꧁ Bölüm 35: Melis ꧂

3.1K 252 3
                                    

"Sen yemiyor musun?" diye sorduğumda "atıştırdım aşkım ben bir şeyler" diyerek kafasını bilgisayarına geri çevirdi.

Kaşlarını çatmış bir şeylere bakıyordu yine. "Aşkım? Neye bakıyorsun sen" diye sorduğum an "Hiç babam hakkında araştırma yapıyorum öylesine" dediğinde daha fazla sesimi çıkarmadım.

Karşımda ki adam gün geçtikçe çöküyordu. Zayıflamıştı yüzünden dahi belli oluyordu.
Olduğum yerden saçında ki iki üç beyaz teli görüyordum. Gün geçtikçe değişiyordu. İlgisizleşiyordu, hayattan kopuyordu.

Hayat fazlasıyla yoruyordu onu. Hissediyordum. Dayanamaz hale geldiğinde bile bir kez isyan etmiyordu ama. Hala dimdik, kendinden emin Doğan'dı. Attığı bir adımı bin kez düşünürdü. Söz konusu yakınları ise kendini hiçe sayardı. Kendi canının kıymeti yoktu onun için, varı yoku bizdik, kardeşim dedikleriydi. Ailesi yerine koyduklarıydı. Umursamazdı kendini.

Oturduğu yerden kalkarak mutfağa giderek elinde ki bir termos mug bardakla geldi. Tekli koltuğa tekrar oturduğunda bardağı koltuğun başına koyarak ayaklarını sehpanın üzerine uzatarak bilgisayarda ki araştırmasına devam etti.

Gözlerini bana çevirdiği an "çok mu tipsizim?" diye sordu. Anlamadığım için "nasıl? Alakası yok neden?" diye sorduğumda gülümseyerek "Saatlerdir beni izliyorsun. O yüzden" diyerek yüzüme baktı.
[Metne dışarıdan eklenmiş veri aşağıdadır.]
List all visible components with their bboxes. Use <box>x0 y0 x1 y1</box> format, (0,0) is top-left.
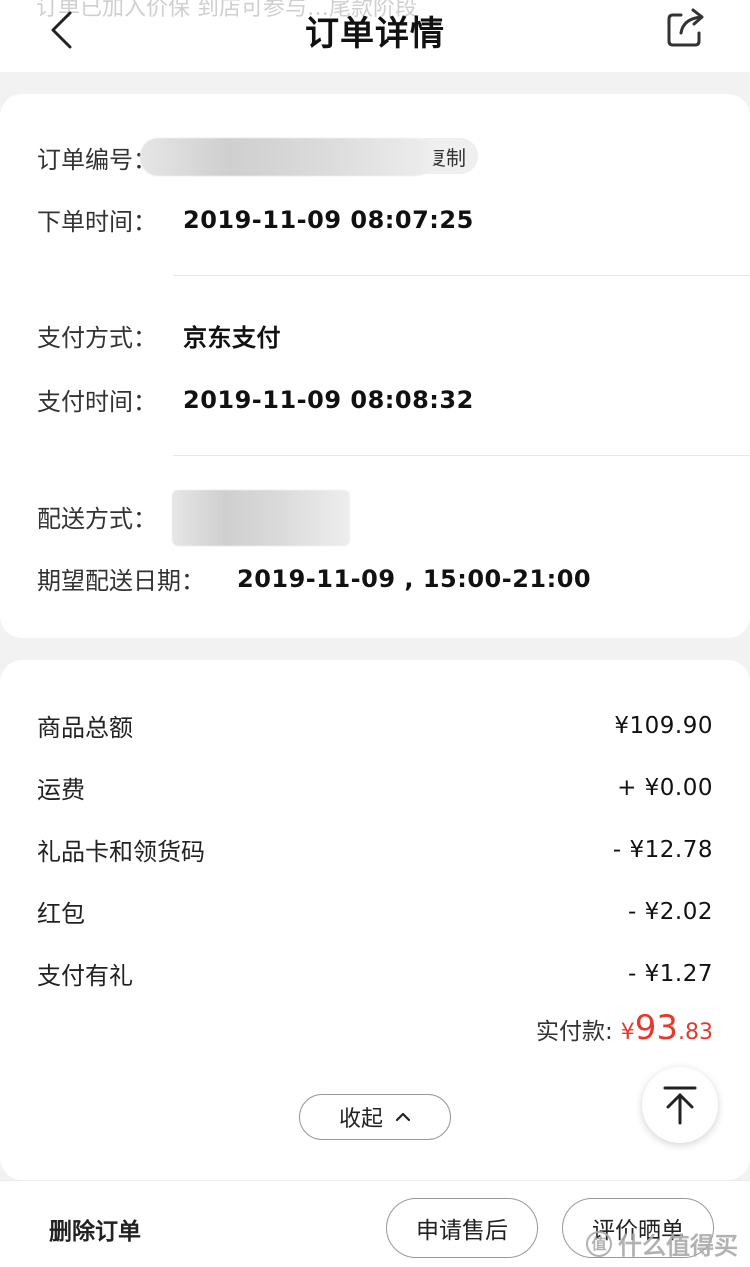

Bir şey demeden gülümsedim. "Doğan?" diye sorduğum dizinde ki bilgisayarı sehpaya bırakarak bardağını alarak yanıma geldi.
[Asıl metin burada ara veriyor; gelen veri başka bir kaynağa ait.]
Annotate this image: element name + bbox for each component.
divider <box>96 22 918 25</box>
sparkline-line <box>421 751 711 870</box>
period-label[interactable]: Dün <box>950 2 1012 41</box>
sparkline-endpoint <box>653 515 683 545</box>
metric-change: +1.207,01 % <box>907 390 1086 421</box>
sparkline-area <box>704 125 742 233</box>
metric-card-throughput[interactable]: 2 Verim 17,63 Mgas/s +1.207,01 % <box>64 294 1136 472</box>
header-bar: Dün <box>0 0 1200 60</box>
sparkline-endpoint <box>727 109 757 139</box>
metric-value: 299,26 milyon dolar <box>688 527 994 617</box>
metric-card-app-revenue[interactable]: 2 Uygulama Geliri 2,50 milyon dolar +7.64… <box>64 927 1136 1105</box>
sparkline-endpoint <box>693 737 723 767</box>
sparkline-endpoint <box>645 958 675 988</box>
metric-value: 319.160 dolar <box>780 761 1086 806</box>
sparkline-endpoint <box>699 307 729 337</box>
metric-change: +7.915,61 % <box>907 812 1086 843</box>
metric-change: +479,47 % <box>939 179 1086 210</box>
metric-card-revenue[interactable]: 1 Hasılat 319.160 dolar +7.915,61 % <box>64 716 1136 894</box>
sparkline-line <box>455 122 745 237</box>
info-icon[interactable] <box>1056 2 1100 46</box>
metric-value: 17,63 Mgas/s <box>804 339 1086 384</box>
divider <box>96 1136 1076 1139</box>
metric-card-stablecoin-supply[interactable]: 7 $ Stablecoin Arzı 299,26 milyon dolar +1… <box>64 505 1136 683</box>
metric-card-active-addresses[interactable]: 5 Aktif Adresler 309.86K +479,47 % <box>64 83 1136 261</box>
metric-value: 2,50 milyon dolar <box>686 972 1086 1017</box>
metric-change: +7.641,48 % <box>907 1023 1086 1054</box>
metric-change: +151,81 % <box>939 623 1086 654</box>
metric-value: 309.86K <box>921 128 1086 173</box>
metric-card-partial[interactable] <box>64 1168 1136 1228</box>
Koltuğun kenarına oturarak elindekini bacaklarının arasına sıkıştırdı. "Söyle canım" dediği an elini elime alarak karnımın üzerine koydum.

"Benle ilgilensene... Sıkıldım" dedim. Elini kaldırarak yanaklarımı sıkarak "ilgisiz mi kalmış benim cadım" diyerek gülmeye başladığında "ne yapmak istersin?" diye sordu.

"Alışverişe gidelim mi?" diye sorduğumda tek kaşınu kaldırdı. "Hayır, kalkamazsın ayağa, ama alışveriş yapabiliriz diyerek oturduğu yerden bilgisayarına uzanarak eline alarak her hangi bir davetiye sitesine girdi.

"Hadi bakalım güzelliğim, düğün ve kına'yı sen seç, nişanı ben" dediği an 'anlaştık" dediğimde bilgisayarı bana verdi.

Yanımdan kalkarak sehpanın etrafını dönerek üstüne oturup televizyondan internete girip nişan davetiyesini oradan aramaya başladı.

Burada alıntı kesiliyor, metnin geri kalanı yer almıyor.